If a man saw beyond the inclinations that evolution had endowed him with and took it as his conscious goal to father as many children as possible, he should volunteer for sperm donation. He shouldn't require anyone to pay him -- on the contrary, he should be willing to pay!
In line with current norms, anonymous sperm donor agreements were ironclad in releasing the donor from any obligations of child support.
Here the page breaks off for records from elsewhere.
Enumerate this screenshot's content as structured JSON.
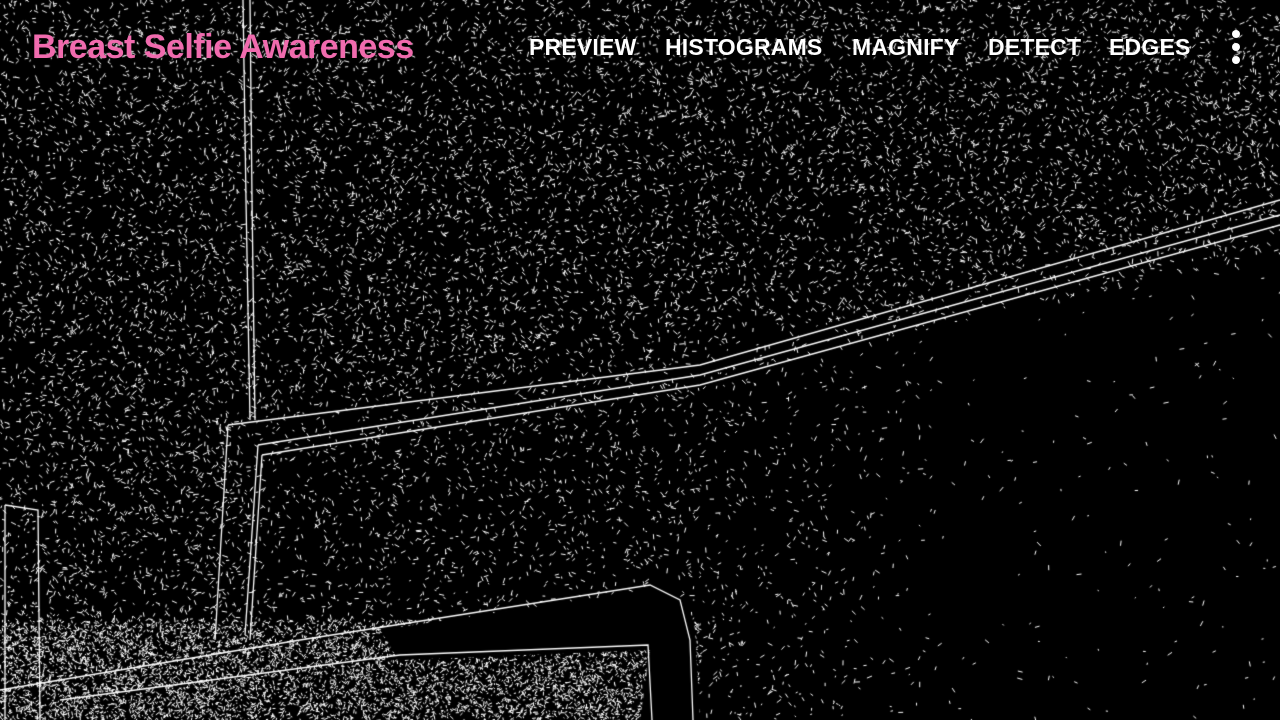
{
  "app": {
    "title": "Breast Selfie Awareness"
  },
  "menu": {
    "items": [
      {
        "label": "PREVIEW"
      },
      {
        "label": "HISTOGRAMS"
      },
      {
        "label": "MAGNIFY"
      },
      {
        "label": "DETECT"
      },
      {
        "label": "EDGES"
      }
    ],
    "overflow_icon": "more-vert-icon"
  },
  "camera_view": {
    "mode": "edges"
  },
  "colors": {
    "title": "#F06BAE",
    "menu_text": "#FFFFFF",
    "edges": "#FFFFFF",
    "background": "#000000"
  }
}
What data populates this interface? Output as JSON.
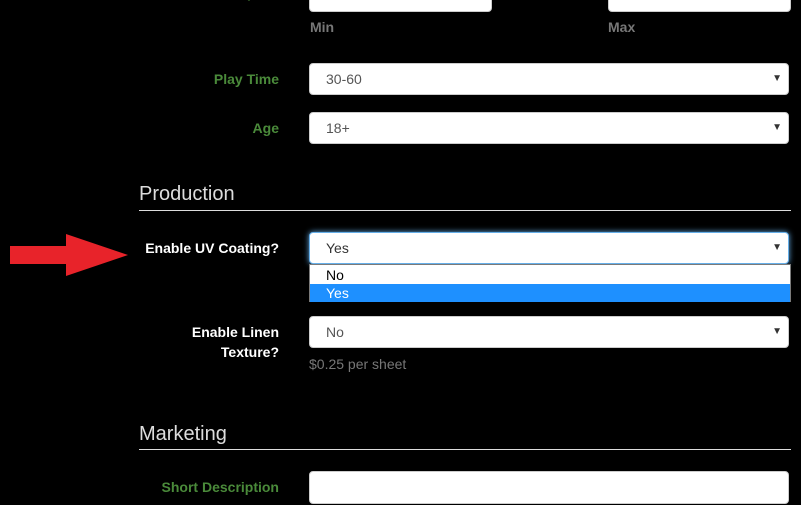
{
  "players": {
    "min_label": "Min",
    "max_label": "Max"
  },
  "play_time": {
    "label": "Play Time",
    "value": "30-60"
  },
  "age": {
    "label": "Age",
    "value": "18+"
  },
  "production": {
    "title": "Production",
    "uv_coating": {
      "label": "Enable UV Coating?",
      "value": "Yes",
      "options": [
        "No",
        "Yes"
      ],
      "highlighted": "Yes"
    },
    "linen_texture": {
      "label_line1": "Enable Linen",
      "label_line2": "Texture?",
      "value": "No",
      "help": "$0.25 per sheet"
    }
  },
  "marketing": {
    "title": "Marketing",
    "short_description": {
      "label": "Short Description",
      "value": ""
    }
  },
  "icons": {
    "caret": "caret-down-icon",
    "pointer": "red-arrow-icon"
  },
  "colors": {
    "accent_green": "#4a8a3a",
    "highlight": "#1e90ff",
    "arrow": "#e8232a"
  }
}
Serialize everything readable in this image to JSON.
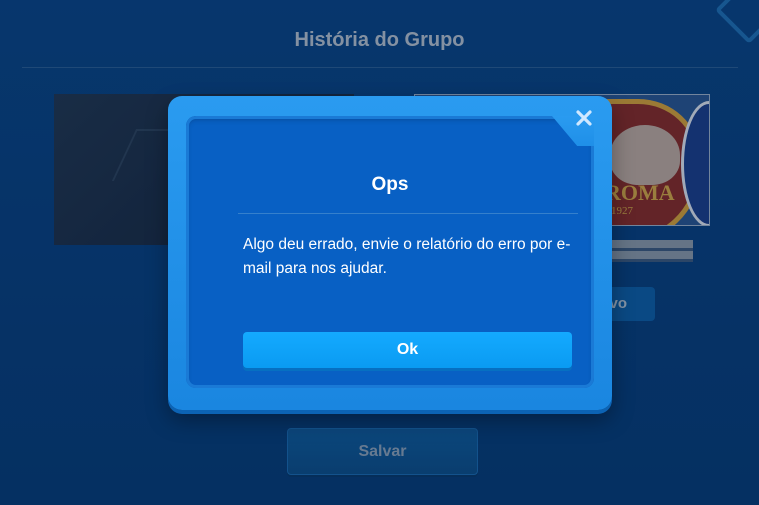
{
  "background": {
    "page_title": "História do Grupo",
    "logo_text": "ROMA",
    "logo_year": "1927",
    "partial_button_label": "vo",
    "save_button_label": "Salvar"
  },
  "dialog": {
    "title": "Ops",
    "message": "Algo deu errado, envie o relatório do erro por e-mail para nos ajudar.",
    "ok_label": "Ok",
    "close_icon": "close-icon"
  },
  "colors": {
    "page_bg": "#0a4585",
    "dialog_frame": "#2a9bf0",
    "dialog_inner": "#0860c4",
    "ok_button": "#14aaff",
    "text": "#ffffff"
  }
}
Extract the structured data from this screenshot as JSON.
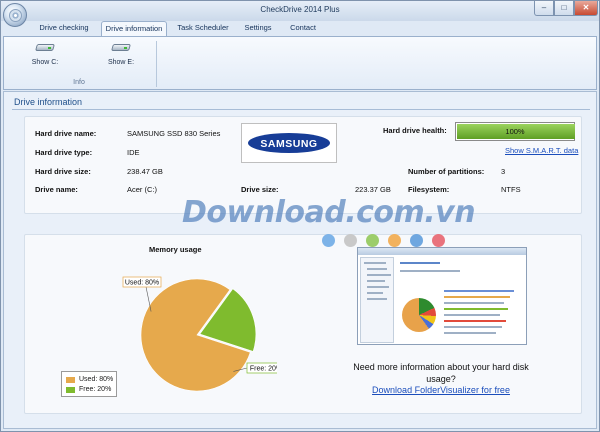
{
  "window": {
    "title": "CheckDrive 2014 Plus"
  },
  "window_controls": {
    "minimize": "–",
    "maximize": "□",
    "close": "✕"
  },
  "tabs": [
    {
      "label": "Drive checking"
    },
    {
      "label": "Drive information"
    },
    {
      "label": "Task Scheduler"
    },
    {
      "label": "Settings"
    },
    {
      "label": "Contact"
    }
  ],
  "active_tab_index": 1,
  "ribbon": {
    "buttons": [
      {
        "label": "Show C:",
        "icon": "hard-drive-icon"
      },
      {
        "label": "Show E:",
        "icon": "hard-drive-icon"
      }
    ],
    "group_label": "Info"
  },
  "section": {
    "title": "Drive information"
  },
  "drive_info": {
    "hard_drive_name_label": "Hard drive name:",
    "hard_drive_name": "SAMSUNG SSD 830 Series",
    "hard_drive_type_label": "Hard drive type:",
    "hard_drive_type": "IDE",
    "hard_drive_size_label": "Hard drive size:",
    "hard_drive_size": "238.47 GB",
    "drive_name_label": "Drive name:",
    "drive_name": "Acer (C:)",
    "drive_size_label": "Drive size:",
    "drive_size": "223.37 GB",
    "filesystem_label": "Filesystem:",
    "filesystem": "NTFS",
    "partitions_label": "Number of partitions:",
    "partitions": "3",
    "health_label": "Hard drive health:",
    "health_text": "100%",
    "health_fraction": 1.0,
    "smart_link": "Show S.M.A.R.T. data",
    "brand_logo_text": "SAMSUNG"
  },
  "chart_data": {
    "type": "pie",
    "title": "Memory usage",
    "slices": [
      {
        "name": "Used",
        "label": "Used: 80%",
        "value": 80,
        "color": "#e6a94c"
      },
      {
        "name": "Free",
        "label": "Free: 20%",
        "value": 20,
        "color": "#7fbb2e"
      }
    ],
    "legend": [
      {
        "label": "Used: 80%",
        "color": "#e6a94c"
      },
      {
        "label": "Free: 20%",
        "color": "#7fbb2e"
      }
    ],
    "legend_position": "bottom-left"
  },
  "promo": {
    "text": "Need more information about your hard disk usage?",
    "link": "Download FolderVisualizer for free"
  },
  "watermark": {
    "text": "Download.com.vn",
    "dot_colors": [
      "#7db3e8",
      "#c9c9c9",
      "#9ccd6a",
      "#f2b25e",
      "#6fa7e0",
      "#e9737d"
    ]
  },
  "colors": {
    "accent": "#1f4f8a",
    "link": "#1a4dbb",
    "health_bar": "#6fb02d",
    "close_button": "#c74a32"
  }
}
Even if his children exercised the right he had granted them of contacting him at age 18, they couldn't successfully sue him for a dime. But avoiding child support payments was not his goal. He could easily afford even $100,000 per year for each of his ten kids without noticing its effect on his fortune.
So his latest thinking was: why not set up his own sperm bank, and entice women with not just his genetic profile, but his money? Why not offer them a reward for bearing his children?
In times past, the opportunities for abuse would have been rampant. Women could take some sperm from his sperm bank, throw it away, conceive a child with a husband or boyfriend who looked something like him -- and send him the bill. But modern genetic testing made such a scam impossible. It was a simple procedure to tell with 100% certainty whether a baby was his or not.